Mata uang yang dipatok ke dolar AS termasuk dolar Hong Kong kini diuntungkan dari situasi tersebut. Sementara franc Swiss dianggap sebagai mata uang paling stabil saat ini, mata uang negara berkembang terdepresiasi terhadap greenback lebih cepat daripada yang lain. Dengan demikian, yuan Tiongkok baru-baru ini jatuh ke level terendah baru 14 tahun terhadap dolar AS.

Analis memperkirakan bahwa uptrend dalam mata uang AS akan berlanjut hingga beberapa bulan ke depan. Greenback diperkirakan akan naik terhadap euro, pound sterling, yen Jepang, dan beberapa mata uang lainnya. Namun, tindakan Bank of China dapat membingungkan semua kartu Amerika Serikat. Regulator Tiongkok dapat melakukan intervensi di pasar mata uang jika yuan turun secara signifikan.

Analis berpikir bahwa Tiongkok bahkan dapat menghancurkan sistem dolar AS yang sudah mapan.
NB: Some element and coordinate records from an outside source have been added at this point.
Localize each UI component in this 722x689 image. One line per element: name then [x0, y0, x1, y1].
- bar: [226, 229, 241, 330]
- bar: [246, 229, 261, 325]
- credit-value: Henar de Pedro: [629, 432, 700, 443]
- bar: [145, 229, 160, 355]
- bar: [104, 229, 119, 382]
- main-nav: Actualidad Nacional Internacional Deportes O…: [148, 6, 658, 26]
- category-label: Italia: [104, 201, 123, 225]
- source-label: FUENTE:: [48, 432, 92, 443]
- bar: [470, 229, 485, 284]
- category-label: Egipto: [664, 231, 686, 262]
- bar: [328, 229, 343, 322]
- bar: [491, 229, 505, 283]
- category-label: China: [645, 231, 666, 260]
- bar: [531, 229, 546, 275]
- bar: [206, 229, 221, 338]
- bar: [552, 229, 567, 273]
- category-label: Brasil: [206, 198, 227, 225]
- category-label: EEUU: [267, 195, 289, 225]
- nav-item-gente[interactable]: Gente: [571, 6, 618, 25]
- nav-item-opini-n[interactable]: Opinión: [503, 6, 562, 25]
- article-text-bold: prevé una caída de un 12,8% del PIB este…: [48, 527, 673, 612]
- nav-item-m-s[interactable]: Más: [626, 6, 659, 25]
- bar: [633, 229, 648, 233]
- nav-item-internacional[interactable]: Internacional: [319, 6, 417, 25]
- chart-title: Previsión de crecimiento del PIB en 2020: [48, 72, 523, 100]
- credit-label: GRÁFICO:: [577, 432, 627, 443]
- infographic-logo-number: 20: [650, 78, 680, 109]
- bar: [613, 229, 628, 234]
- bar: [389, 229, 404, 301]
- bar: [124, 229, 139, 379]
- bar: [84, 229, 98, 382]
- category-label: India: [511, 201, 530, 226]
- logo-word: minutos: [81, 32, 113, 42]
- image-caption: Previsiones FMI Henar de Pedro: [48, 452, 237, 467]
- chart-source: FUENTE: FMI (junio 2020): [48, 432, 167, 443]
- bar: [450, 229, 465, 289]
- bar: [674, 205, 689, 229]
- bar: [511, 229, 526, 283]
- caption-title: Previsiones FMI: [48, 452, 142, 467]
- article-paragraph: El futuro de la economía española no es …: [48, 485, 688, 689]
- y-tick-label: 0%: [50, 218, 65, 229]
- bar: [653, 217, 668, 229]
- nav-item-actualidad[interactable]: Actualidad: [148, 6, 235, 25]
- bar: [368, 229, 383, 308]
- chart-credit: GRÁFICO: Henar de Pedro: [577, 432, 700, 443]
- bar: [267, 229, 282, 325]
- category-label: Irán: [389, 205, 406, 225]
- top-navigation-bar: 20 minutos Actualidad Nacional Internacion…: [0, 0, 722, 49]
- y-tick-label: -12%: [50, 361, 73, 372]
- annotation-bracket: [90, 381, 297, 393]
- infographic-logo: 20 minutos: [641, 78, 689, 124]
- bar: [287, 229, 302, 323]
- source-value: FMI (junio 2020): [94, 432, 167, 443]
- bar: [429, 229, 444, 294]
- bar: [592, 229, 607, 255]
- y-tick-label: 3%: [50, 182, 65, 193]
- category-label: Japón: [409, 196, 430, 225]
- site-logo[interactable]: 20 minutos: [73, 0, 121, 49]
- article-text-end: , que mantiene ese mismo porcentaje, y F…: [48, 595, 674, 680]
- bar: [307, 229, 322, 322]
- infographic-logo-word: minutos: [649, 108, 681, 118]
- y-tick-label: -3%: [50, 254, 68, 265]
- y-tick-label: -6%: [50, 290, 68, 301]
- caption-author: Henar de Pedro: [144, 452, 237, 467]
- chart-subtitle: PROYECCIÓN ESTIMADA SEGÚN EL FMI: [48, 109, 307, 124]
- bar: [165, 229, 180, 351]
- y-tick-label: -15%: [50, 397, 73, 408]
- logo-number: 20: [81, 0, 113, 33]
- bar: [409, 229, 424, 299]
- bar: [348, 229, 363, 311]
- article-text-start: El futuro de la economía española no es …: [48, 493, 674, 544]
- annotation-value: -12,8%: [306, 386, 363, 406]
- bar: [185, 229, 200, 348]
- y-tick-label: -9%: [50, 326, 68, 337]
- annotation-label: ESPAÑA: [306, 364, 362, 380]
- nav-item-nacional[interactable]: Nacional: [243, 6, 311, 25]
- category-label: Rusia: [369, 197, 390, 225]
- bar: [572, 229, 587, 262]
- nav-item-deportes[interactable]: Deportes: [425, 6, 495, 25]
Meskipun Tiongkok menjual perbendaharaan AS secara aktif, sangat sulit untuk memprediksi bagaimana situasinya dapat berkembang. Faktanya adalah mengenai langkah-langkah tersebut dapat didefinisikan sebagai langkah pertama menuju dedollarisasi.

Dana yang diterima dari penjualan treasury AS dapat dialokasikan untuk pembangunan ekonomi atau proyek global lainnya. Ini akan memungkinkan AS agar menjadi lebih berpengaruh di arena global.

Khususnya untuk mata uang APAC yang dipatok ke dolar AS, termasuk dolar Hong Kong, dirham, atau rial, adalah yang paling tahan terhadap kondisi yang ada. Sementara itu, mata uang yang memiliki reaksi tertunda terhadap perubahan pasar keuangan atau mata uang negara-negara yang gagal mengikuti tren umum pengetatan kebijakan moneter (euro atau yuan China) akan menjadi salah satu yang merugi.

Sebagian besar analis menduga bahwa dalam beberapa tahun ke depan, pasar keuangan global hampir tidak akan banyak berubah. Alasannya adalah karena proses keuangan saat ini yang sesuai dengan model tradisional pembentukan nilai tukar.